Tuesday, April 03, 2007

Endowment Mortgage Can Lead To Shortfalls

Endowment policies was something that was issued in England in the 70’s and 80’s and though the intention was that they would in the time specified pay off the entire mortgage completely, this did not always occur. Ah, I hear someone asking what are endowment policies. Wikipedia defines it as;

An endowment mortgage is a mortgage loan arranged on an interest-only basis where the capital is intended to be repaid by one or more endowment policies. The phrase endowment mortgage is used mainly in the United Kingdom by lenders and consumers to refer to this arrangement and is not a legal term.

The borrower has two separate agreements. One with the lender for the mortgage and one with the insurer for the endowment policy.
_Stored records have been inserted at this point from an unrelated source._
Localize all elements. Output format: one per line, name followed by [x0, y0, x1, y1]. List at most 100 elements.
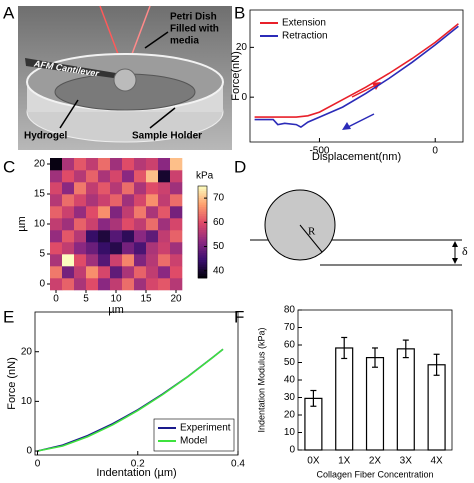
colorbar-tick-label: 60 [213, 217, 225, 228]
heat-cell [62, 230, 75, 243]
heat-cell [50, 278, 63, 291]
panel-label: C [3, 157, 15, 176]
colorbar-segment [198, 252, 207, 256]
heat-cell [98, 194, 111, 207]
legend-label: Extension [282, 18, 326, 29]
heat-cell [110, 158, 123, 171]
heat-cell [170, 278, 183, 291]
y-tick-label: 30 [284, 392, 296, 403]
colorbar-segment [198, 218, 207, 221]
y-tick-label: 40 [284, 375, 296, 386]
x-tick-label: 0.4 [231, 459, 245, 470]
heat-cell [62, 194, 75, 207]
label: Filled with [170, 24, 219, 35]
heat-cell [110, 218, 123, 231]
heat-cell [158, 242, 171, 255]
x-axis-label: Displacement(nm) [312, 151, 401, 163]
line [254, 23, 459, 118]
heat-cell [158, 266, 171, 279]
y-axis-label: Indentation Modulus (kPa) [256, 327, 266, 432]
y-tick-label: 5 [39, 249, 45, 260]
heat-cell [86, 278, 99, 291]
colorbar-segment [198, 202, 207, 205]
legend-label: Model [180, 436, 207, 447]
heat-cell [170, 182, 183, 195]
heat-cell [170, 254, 183, 267]
y-tick-label: 15 [34, 189, 46, 200]
heat-cell [74, 170, 87, 183]
colorbar-segment [198, 261, 207, 265]
colorbar-segment [198, 227, 207, 231]
heat-cell [146, 218, 159, 231]
y-tick-label: 0 [289, 445, 295, 456]
heat-cell [98, 266, 111, 279]
colorbar-segment [198, 197, 207, 201]
radius-line [299, 224, 323, 253]
y-tick-label: 20 [21, 346, 33, 357]
label: δ [462, 244, 468, 258]
heat-cell [146, 158, 159, 171]
heat-cell [134, 158, 147, 171]
heat-cell [50, 194, 63, 207]
colorbar-segment [198, 206, 207, 210]
colorbar-tick-label: 50 [213, 241, 225, 252]
colorbar-segment [198, 220, 207, 224]
heat-cell [74, 266, 87, 279]
colorbar-segment [198, 199, 207, 203]
heat-cell [110, 230, 123, 243]
heat-cell [86, 242, 99, 255]
heat-cell [86, 170, 99, 183]
pointer [149, 107, 176, 129]
heat-cell [146, 170, 159, 183]
heat-cell [110, 266, 123, 279]
heat-cell [98, 230, 111, 243]
heat-cell [98, 170, 111, 183]
heat-cell [62, 182, 75, 195]
colorbar-tick-label: 70 [213, 193, 225, 204]
heat-cell [170, 170, 183, 183]
colorbar-segment [198, 238, 207, 242]
heat-cell [74, 242, 87, 255]
heat-cell [98, 254, 111, 267]
heat-cell [110, 206, 123, 219]
colorbar-segment [198, 243, 207, 247]
heat-cell [74, 278, 87, 291]
plot-frame [34, 311, 239, 456]
bar [427, 364, 446, 451]
label: R [308, 226, 316, 238]
heat-cell [86, 254, 99, 267]
y-tick-label: 50 [284, 357, 296, 368]
heat-cell [134, 206, 147, 219]
error-bar [372, 347, 378, 368]
x-tick-label: 0 [432, 146, 438, 157]
heat-cell [134, 254, 147, 267]
colorbar-tick-label: 40 [213, 265, 225, 276]
error-bar [433, 353, 440, 376]
heat-cell [86, 158, 99, 171]
arrowhead [342, 122, 351, 130]
heat-cell [134, 278, 147, 291]
heat-cell [158, 170, 171, 183]
colorbar-segment [198, 273, 207, 277]
heat-cell [74, 206, 87, 219]
x-tick-label: -500 [309, 146, 329, 157]
error-bar [310, 389, 317, 407]
heat-cell [86, 230, 99, 243]
heat-cell [50, 182, 63, 195]
colorbar-segment [198, 215, 207, 219]
y-tick-label: 10 [21, 396, 33, 407]
heat-cell [62, 278, 75, 291]
heat-cell [110, 170, 123, 183]
heat-cell [122, 194, 135, 207]
panel-label: A [3, 3, 15, 22]
y-tick-label: 60 [284, 340, 296, 351]
heat-cell [86, 194, 99, 207]
heat-cell [146, 278, 159, 291]
x-tick-label: 1X [338, 456, 351, 467]
heat-cell [98, 278, 111, 291]
heat-cell [134, 182, 147, 195]
panel-label: F [234, 307, 244, 326]
heat-cell [50, 158, 63, 171]
x-tick-label: 15 [140, 294, 152, 305]
heat-cell [170, 194, 183, 207]
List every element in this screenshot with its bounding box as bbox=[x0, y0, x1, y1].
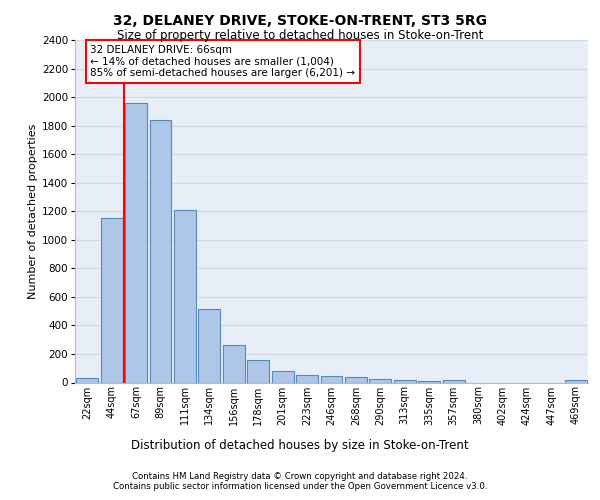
Text: Size of property relative to detached houses in Stoke-on-Trent: Size of property relative to detached ho… bbox=[117, 29, 483, 42]
Bar bbox=[125, 103, 147, 382]
Text: Contains public sector information licensed under the Open Government Licence v3: Contains public sector information licen… bbox=[113, 482, 487, 491]
Bar bbox=[272, 371, 293, 382]
Bar bbox=[565, 380, 587, 382]
Bar bbox=[101, 218, 122, 382]
Bar bbox=[76, 378, 98, 382]
Text: Distribution of detached houses by size in Stoke-on-Trent: Distribution of detached houses by size … bbox=[131, 440, 469, 452]
Bar bbox=[296, 376, 318, 382]
Bar bbox=[320, 376, 343, 382]
Text: Contains HM Land Registry data © Crown copyright and database right 2024.: Contains HM Land Registry data © Crown c… bbox=[132, 472, 468, 481]
Bar bbox=[443, 380, 464, 382]
Bar bbox=[174, 210, 196, 382]
Bar bbox=[370, 380, 391, 382]
Bar bbox=[149, 120, 172, 382]
Bar bbox=[345, 377, 367, 382]
Bar bbox=[418, 381, 440, 382]
Bar bbox=[247, 360, 269, 382]
Bar bbox=[394, 380, 416, 382]
Bar bbox=[199, 309, 220, 382]
Y-axis label: Number of detached properties: Number of detached properties bbox=[28, 124, 38, 299]
Text: 32 DELANEY DRIVE: 66sqm
← 14% of detached houses are smaller (1,004)
85% of semi: 32 DELANEY DRIVE: 66sqm ← 14% of detache… bbox=[91, 45, 355, 78]
Text: 32, DELANEY DRIVE, STOKE-ON-TRENT, ST3 5RG: 32, DELANEY DRIVE, STOKE-ON-TRENT, ST3 5… bbox=[113, 14, 487, 28]
Bar bbox=[223, 344, 245, 383]
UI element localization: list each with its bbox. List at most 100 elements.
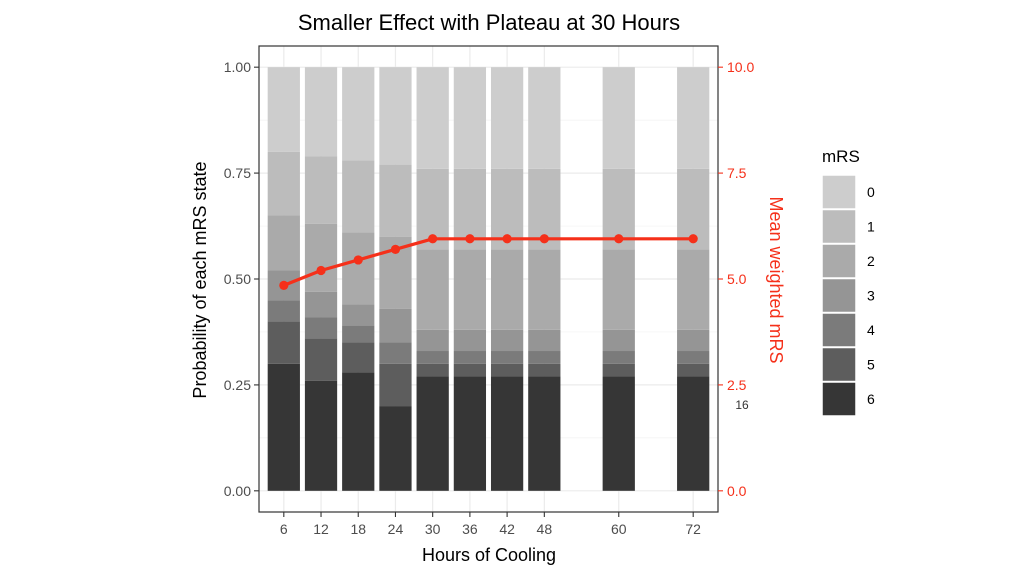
- y-tick-label: 1.00: [224, 59, 251, 75]
- bar-segment-mrs-1: [379, 164, 412, 237]
- bar-segment-mrs-0: [602, 67, 635, 169]
- mean-point: [614, 234, 624, 244]
- legend-key-mrs-3: [821, 277, 857, 314]
- bar-stack-60h: [602, 67, 635, 491]
- mean-point: [279, 280, 289, 290]
- x-tick-label: 60: [611, 521, 627, 537]
- mean-point: [428, 234, 438, 244]
- y2-tick-label: 0.0: [727, 483, 747, 499]
- mean-point: [502, 234, 512, 244]
- bar-segment-mrs-6: [304, 380, 338, 491]
- legend-key-mrs-6: [821, 381, 857, 417]
- bar-segment-mrs-6: [677, 376, 710, 491]
- bar-segment-mrs-4: [379, 342, 412, 364]
- bar-segment-mrs-0: [267, 67, 300, 152]
- bar-stack-12h: [304, 67, 338, 491]
- bar-segment-mrs-5: [602, 363, 635, 377]
- legend-label: 4: [867, 322, 875, 338]
- x-tick-label: 30: [425, 521, 441, 537]
- bar-segment-mrs-4: [416, 351, 449, 364]
- bar-segment-mrs-6: [379, 406, 412, 491]
- bar-segment-mrs-4: [602, 351, 635, 364]
- legend-label: 1: [867, 219, 875, 235]
- x-tick-label: 72: [685, 521, 701, 537]
- bar-segment-mrs-4: [304, 317, 338, 339]
- bar-segment-mrs-5: [342, 342, 375, 373]
- bar-segment-mrs-2: [602, 249, 635, 330]
- mean-point: [316, 265, 326, 276]
- bar-segment-mrs-1: [342, 160, 375, 233]
- legend-key-mrs-2: [821, 243, 857, 279]
- legend-key-mrs-0: [821, 174, 857, 210]
- y2-tick-label: 2.5: [727, 377, 747, 393]
- bar-segment-mrs-1: [304, 156, 338, 224]
- bar-segment-mrs-2: [416, 249, 449, 330]
- y-tick-label: 0.00: [224, 483, 251, 499]
- bar-segment-mrs-4: [342, 325, 375, 343]
- legend-label: 3: [867, 288, 875, 304]
- legend-item-2: 2: [821, 243, 875, 279]
- bar-segment-mrs-2: [304, 223, 338, 292]
- bar-segment-mrs-6: [267, 363, 300, 491]
- bar-segment-mrs-2: [453, 249, 487, 330]
- bar-segment-mrs-2: [677, 249, 710, 330]
- axes: 0.00 0.25 0.50 0.75 1.00 0.0 2.5 5.0 7.5 10.0 6 12 1…: [224, 45, 754, 537]
- mean-point: [390, 244, 401, 254]
- bar-segment-mrs-5: [379, 363, 412, 407]
- bar-segment-mrs-2: [267, 215, 300, 271]
- bar-segment-mrs-4: [453, 351, 487, 364]
- bar-segment-mrs-5: [304, 338, 338, 381]
- bar-segment-mrs-2: [342, 232, 375, 305]
- bar-segment-mrs-5: [453, 363, 487, 377]
- legend-label: 5: [867, 357, 875, 373]
- legend-key-mrs-5: [821, 346, 857, 383]
- bar-stack-72h: [677, 67, 710, 491]
- bar-segment-mrs-5: [528, 363, 561, 377]
- bar-stack-36h: [453, 67, 487, 491]
- bar-segment-mrs-5: [416, 363, 449, 377]
- legend-item-4: 4: [821, 312, 875, 348]
- bar-segment-mrs-3: [528, 329, 561, 352]
- bar-segment-mrs-6: [602, 376, 635, 491]
- legend-item-3: 3: [821, 277, 875, 314]
- legend-item-6: 6: [821, 381, 875, 417]
- annotations: 16: [735, 398, 749, 412]
- bar-segment-mrs-3: [453, 329, 487, 352]
- legend-key-mrs-4: [821, 312, 857, 348]
- legend-label: 6: [867, 391, 875, 407]
- legend: mRS 0 1 2 3 4 5 6: [821, 147, 875, 417]
- mean-weighted-mrs-line: [283, 237, 694, 287]
- bar-segment-mrs-3: [490, 329, 524, 352]
- bar-stack-24h: [379, 67, 412, 491]
- mean-point: [688, 234, 698, 244]
- bar-segment-mrs-3: [379, 308, 412, 343]
- x-tick-label: 6: [280, 521, 288, 537]
- bar-segment-mrs-0: [490, 67, 524, 169]
- x-tick-label: 24: [388, 521, 404, 537]
- bar-segment-mrs-4: [528, 351, 561, 364]
- legend-item-0: 0: [821, 174, 875, 210]
- y-tick-label: 0.25: [224, 377, 251, 393]
- bars: [267, 67, 710, 491]
- legend-key-mrs-1: [821, 208, 857, 245]
- bar-segment-mrs-4: [267, 300, 300, 322]
- chart-title: Smaller Effect with Plateau at 30 Hours: [298, 10, 680, 35]
- x-tick-label: 48: [537, 521, 553, 537]
- mean-line: [279, 234, 698, 290]
- bar-segment-mrs-5: [267, 321, 300, 364]
- bar-segment-mrs-3: [602, 329, 635, 352]
- annotation-label: 16: [735, 398, 749, 412]
- bar-segment-mrs-4: [677, 351, 710, 364]
- x-tick-label: 18: [350, 521, 366, 537]
- bar-segment-mrs-0: [453, 67, 487, 169]
- legend-label: 0: [867, 184, 875, 200]
- bar-stack-48h: [528, 67, 561, 491]
- bar-segment-mrs-6: [528, 376, 561, 491]
- bar-segment-mrs-3: [416, 329, 449, 352]
- legend-title: mRS: [822, 147, 860, 166]
- bar-segment-mrs-5: [490, 363, 524, 377]
- bar-segment-mrs-0: [528, 67, 561, 169]
- x-tick-label: 42: [499, 521, 515, 537]
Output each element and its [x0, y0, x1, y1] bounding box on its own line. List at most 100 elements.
The arrangements are distinct and the borrower can change either arrangement if they wish. In the past the endowment policy was often taken as additional security by lender. That is, the lender applied a legal device to ensure the proceeds of the endowment were made payable to them rather than the borrower; typically the policy is assigned to the lender.


The problem was when shortfalls did occur many owners of the policy were not able to meet said shortfalls forcing them to surrender them to the issuing insurance companies for ridiculously low prices. The UK government stepped in giving people the right to use the services of sell endowment policy firms enabling them to get a much higher price.